1

I have been trying to use the Sim-metrics library from:

    <dependency>
        <groupId>com.github.mpkorstanje</groupId>
        <artifactId>simmetrics-core</artifactId>
        <version>4.1.0</version>
    </dependency>

So far I am computing Jaro Winkler using:

StringMetric sm = StringMetrics.jaroWinkler();
res = sm.compare("Harry Potter", "Potter Harry");
System.out.println(res);

0.43055558

and Cosine Similarity by:

sm  = StringMetrics.overlapCoefficient();
res = sm.compare("The quick brown fox", "The slow brawn fur");
System.out.println(res); 

0.25

but according to https://asecuritysite.com/forensics/simstring

The jaro-winkler should be 0 for this, and the overlap coeffecient should be 100. Is this even the correct way to use this library? What is the proper calls, say if I want to run both these metrics to match movies from one list to another I got from IMDB, I am intending to compare the titles from both sets and get the average of both scores and do the same for the cast from both sets of movies. Thanks

VSEWHGHP
  • 195
  • 2
  • 3
  • 12
  • @mpkorstanje I don't know if you are still the main person maintaining this library, but I thought this might be a good way to get in touch, thanks – VSEWHGHP Jan 18 '16 at 05:54
  • 1
    sadly that trick only works on people who are in the conversation. :) – M.P. Korstanje Jan 19 '16 at 15:22
  • The site you linked above is normalizing the scores so a perfect match (according to the particular algorithm) is 100. For example, the Levenshtein distance between "cat" and "hat" is 1, not 67. It looks like the site calculated the score using (len-dist)/len. I recommend that you validate the library you're using by calculating the Jaro-Winkler distance yourself or use another library for comparison (e.g. http://lucene.apache.org/core/5_4_0/suggest/org/apache/lucene/search/spell/JaroWinklerDistance.html) – Paul Jan 19 '16 at 18:01
  • Looks like the Website is using a rather old and buggy version of Simmetrics. – M.P. Korstanje Jan 19 '16 at 18:23

1 Answers1

1

You are using the library correctly. You may however wish to customize the metric you are using. It sounds like filtering short, common words like 'the', 'a' 'and', ect, and using a q-gram tokenizer might be more effective then using the default metric from StringMetrics most of which tokenize on whitespace and none apply filters or simplifiers.
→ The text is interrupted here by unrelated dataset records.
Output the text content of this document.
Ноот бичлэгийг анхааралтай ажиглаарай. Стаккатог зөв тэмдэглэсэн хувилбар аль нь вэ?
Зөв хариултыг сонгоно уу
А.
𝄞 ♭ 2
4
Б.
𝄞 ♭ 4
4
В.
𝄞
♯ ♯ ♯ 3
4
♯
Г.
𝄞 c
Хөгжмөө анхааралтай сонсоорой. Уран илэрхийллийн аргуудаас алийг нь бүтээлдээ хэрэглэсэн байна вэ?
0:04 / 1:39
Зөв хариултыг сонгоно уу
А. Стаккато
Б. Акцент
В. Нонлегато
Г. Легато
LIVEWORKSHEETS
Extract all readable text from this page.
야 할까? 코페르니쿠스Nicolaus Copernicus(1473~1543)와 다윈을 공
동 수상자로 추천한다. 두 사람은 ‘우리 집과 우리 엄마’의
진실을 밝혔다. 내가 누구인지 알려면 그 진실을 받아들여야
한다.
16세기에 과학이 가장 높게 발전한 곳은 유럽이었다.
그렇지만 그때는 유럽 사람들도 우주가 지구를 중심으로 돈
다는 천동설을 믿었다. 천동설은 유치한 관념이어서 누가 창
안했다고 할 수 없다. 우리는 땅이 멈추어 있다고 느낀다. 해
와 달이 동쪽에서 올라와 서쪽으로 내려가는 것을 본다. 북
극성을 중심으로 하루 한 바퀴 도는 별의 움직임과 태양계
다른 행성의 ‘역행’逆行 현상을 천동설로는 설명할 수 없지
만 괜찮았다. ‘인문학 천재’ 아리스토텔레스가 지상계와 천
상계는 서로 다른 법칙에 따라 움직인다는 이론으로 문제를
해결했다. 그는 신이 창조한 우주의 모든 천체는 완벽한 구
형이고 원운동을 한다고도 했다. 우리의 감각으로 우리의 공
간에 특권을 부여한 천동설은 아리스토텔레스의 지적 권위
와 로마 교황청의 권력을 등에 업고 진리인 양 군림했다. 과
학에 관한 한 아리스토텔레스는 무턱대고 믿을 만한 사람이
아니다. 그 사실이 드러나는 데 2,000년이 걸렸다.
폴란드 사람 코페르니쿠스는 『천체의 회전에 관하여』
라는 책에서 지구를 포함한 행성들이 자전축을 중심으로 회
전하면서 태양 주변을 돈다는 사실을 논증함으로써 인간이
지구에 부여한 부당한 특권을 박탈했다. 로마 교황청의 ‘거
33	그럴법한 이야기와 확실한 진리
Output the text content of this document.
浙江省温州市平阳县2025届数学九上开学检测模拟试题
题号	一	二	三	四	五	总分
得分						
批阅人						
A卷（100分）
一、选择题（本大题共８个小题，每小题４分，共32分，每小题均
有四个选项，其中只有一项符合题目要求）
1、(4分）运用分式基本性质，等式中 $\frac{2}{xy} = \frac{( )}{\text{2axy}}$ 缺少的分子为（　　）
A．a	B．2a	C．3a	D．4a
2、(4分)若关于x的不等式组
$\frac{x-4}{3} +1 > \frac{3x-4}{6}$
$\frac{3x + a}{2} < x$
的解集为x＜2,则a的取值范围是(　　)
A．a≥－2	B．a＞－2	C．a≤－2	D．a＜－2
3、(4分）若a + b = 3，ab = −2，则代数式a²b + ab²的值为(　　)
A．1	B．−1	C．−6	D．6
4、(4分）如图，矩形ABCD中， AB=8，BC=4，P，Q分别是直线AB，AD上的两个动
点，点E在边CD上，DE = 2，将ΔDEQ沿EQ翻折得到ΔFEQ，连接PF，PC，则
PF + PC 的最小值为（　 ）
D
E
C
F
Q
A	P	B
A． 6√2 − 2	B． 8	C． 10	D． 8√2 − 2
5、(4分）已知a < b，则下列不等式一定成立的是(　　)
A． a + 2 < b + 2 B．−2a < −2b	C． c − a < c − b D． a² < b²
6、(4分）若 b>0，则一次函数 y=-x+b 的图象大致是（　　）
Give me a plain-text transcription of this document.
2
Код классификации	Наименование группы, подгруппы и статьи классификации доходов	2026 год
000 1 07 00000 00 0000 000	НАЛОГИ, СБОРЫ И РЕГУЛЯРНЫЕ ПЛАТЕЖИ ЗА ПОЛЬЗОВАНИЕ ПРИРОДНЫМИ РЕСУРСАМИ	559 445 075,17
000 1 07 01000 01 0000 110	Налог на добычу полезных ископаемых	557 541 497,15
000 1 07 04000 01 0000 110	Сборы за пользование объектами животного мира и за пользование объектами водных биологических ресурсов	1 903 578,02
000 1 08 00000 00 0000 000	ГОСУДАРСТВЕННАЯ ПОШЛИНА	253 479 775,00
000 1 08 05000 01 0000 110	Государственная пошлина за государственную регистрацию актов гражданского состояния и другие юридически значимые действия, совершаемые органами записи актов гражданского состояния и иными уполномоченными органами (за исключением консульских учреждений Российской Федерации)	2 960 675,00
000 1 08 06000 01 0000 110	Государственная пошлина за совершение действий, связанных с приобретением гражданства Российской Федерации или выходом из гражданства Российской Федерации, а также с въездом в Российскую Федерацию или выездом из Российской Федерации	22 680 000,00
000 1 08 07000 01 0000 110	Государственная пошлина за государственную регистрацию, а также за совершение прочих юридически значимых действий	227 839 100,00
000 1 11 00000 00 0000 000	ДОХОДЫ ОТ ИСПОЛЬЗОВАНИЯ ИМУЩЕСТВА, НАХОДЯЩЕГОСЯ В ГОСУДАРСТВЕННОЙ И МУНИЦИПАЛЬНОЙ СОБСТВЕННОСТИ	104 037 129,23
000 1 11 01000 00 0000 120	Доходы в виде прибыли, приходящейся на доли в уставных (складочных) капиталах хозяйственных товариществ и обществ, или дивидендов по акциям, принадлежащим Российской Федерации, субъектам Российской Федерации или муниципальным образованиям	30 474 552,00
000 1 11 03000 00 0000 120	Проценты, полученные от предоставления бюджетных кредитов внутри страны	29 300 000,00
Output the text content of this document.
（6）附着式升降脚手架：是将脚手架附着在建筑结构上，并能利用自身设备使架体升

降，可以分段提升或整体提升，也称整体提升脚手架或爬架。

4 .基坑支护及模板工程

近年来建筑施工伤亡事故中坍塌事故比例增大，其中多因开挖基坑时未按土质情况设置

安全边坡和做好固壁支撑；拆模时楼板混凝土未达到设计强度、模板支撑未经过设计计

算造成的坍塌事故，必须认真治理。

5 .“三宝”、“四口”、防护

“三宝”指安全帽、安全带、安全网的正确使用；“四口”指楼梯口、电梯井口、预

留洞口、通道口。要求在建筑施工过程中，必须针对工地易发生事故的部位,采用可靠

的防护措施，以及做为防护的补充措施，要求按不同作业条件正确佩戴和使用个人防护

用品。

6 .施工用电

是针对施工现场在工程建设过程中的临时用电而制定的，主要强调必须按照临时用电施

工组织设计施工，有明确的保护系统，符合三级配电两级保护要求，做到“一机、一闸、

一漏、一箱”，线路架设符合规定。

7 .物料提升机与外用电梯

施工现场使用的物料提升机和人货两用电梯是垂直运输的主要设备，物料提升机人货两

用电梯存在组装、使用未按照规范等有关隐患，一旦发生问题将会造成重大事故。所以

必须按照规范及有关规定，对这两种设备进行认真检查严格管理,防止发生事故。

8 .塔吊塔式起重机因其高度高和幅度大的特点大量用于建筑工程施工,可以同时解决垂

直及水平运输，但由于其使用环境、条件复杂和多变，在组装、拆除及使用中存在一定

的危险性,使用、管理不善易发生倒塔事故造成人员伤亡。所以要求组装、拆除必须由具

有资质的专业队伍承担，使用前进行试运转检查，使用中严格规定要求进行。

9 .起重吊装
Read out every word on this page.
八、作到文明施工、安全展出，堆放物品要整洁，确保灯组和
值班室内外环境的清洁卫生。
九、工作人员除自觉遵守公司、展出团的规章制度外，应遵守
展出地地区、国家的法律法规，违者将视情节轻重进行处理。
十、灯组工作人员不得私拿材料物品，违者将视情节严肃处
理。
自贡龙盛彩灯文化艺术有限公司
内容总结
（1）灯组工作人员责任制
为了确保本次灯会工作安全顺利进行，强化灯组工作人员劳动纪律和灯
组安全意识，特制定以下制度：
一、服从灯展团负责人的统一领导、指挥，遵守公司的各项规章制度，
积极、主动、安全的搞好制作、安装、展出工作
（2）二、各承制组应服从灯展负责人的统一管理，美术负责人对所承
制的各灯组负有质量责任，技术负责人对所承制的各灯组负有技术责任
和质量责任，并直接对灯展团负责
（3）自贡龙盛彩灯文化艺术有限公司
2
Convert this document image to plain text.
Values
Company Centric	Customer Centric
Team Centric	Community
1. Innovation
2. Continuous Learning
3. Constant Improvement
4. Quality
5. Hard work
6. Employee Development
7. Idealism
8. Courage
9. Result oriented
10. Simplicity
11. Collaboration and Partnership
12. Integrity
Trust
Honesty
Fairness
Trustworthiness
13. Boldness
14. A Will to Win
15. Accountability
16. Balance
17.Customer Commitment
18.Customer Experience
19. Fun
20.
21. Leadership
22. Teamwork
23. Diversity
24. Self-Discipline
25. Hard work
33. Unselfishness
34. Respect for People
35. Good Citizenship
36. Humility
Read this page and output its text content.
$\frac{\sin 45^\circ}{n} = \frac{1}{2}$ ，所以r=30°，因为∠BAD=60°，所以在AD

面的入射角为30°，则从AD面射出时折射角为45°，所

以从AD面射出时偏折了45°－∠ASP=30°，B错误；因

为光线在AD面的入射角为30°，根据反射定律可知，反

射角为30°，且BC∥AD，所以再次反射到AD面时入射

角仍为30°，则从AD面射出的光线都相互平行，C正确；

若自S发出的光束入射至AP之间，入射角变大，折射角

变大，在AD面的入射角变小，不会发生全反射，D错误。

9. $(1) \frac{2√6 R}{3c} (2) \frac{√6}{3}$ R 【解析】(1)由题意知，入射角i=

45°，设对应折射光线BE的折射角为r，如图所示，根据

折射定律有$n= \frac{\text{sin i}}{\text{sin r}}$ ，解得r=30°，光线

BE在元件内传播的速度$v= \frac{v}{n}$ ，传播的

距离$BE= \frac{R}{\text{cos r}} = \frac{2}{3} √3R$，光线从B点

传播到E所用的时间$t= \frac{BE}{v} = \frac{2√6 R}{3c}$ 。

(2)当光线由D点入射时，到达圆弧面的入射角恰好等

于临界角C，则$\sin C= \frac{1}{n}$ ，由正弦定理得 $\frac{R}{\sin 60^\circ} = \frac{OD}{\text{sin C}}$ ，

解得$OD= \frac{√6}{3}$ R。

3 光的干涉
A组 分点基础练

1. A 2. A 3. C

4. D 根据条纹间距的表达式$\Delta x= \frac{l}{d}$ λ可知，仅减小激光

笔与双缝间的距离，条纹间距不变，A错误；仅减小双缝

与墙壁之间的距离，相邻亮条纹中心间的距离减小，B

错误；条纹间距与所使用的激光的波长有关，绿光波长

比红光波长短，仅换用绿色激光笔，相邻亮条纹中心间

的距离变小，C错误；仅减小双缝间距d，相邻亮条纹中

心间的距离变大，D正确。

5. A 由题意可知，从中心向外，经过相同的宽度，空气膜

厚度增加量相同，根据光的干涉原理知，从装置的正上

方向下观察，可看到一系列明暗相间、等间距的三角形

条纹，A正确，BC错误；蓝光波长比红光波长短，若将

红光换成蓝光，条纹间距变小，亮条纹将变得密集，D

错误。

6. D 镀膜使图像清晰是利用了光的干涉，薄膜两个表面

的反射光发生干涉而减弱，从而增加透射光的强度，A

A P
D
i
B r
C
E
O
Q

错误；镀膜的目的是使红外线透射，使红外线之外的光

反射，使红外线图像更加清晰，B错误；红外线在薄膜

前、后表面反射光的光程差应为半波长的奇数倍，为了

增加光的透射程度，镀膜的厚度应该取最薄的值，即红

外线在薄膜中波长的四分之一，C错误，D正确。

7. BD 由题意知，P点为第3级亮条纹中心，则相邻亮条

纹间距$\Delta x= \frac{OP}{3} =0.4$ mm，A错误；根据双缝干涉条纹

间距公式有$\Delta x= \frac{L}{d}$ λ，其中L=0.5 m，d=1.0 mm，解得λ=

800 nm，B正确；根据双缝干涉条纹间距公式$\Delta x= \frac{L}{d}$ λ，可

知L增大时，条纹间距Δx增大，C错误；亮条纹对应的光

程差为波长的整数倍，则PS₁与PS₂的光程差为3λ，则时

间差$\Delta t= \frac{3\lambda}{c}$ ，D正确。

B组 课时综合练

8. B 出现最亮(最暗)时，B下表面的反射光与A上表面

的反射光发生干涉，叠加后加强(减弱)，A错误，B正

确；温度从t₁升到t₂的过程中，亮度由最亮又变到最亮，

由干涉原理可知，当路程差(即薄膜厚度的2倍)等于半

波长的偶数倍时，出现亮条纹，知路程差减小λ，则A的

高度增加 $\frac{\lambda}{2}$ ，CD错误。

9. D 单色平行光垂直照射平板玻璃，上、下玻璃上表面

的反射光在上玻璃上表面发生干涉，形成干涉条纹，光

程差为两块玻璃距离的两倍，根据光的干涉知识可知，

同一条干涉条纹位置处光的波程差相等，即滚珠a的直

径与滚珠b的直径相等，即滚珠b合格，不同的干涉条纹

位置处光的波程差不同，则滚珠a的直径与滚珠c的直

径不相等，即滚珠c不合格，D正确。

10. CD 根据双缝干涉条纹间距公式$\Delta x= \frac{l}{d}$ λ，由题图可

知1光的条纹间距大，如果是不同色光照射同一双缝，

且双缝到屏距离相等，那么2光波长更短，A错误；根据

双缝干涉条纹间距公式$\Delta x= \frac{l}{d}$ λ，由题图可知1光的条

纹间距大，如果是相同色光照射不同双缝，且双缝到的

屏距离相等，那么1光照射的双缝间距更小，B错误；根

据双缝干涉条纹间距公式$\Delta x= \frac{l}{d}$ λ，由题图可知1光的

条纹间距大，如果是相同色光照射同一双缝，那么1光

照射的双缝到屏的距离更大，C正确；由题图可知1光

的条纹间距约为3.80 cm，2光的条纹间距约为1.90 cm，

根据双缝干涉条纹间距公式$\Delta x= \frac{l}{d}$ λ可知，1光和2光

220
Beyond that I can't really tell you which combination metrics, tokenizers, filters and simplifiers may work for your use case. What works best is rather domain specific. You'll have to try a few combinations and see what works best.


When I use the website you provided to calculate the Cosine Similarity and Overlap Coefficient of The quick brown fox and The slow brawn fur I get:

String 1: The quick brown fox
String 2: The slow brawn fur

The results are then:
Cosine Similarity   25
Overlap Coefficient 25

When I use Simmetrics.

System.out.println(
  StringMetrics.overlapCoefficient().compare(
    "The quick brown fox", "The slow brawn fur")); // 0.25
System.out.println(
  StringMetrics.cosineSimilarity().compare(
     "The quick brown fox", "The slow brawn fur")); // 0.25

Regarding Jaro Winkler it looks like the website it using an older version of Simmetrics. The specific combination of metrics and names, specifically Chapman Length Deviation, which was originally written by the original author of Simmetrics Sam Chapman leave little doubt about it.

The older versions had some peculiarities though I can't point the specific one which is causing this difference without debugging them side by side again.

M.P. Korstanje
  • 10,426
  • 3
  • 36
  • 58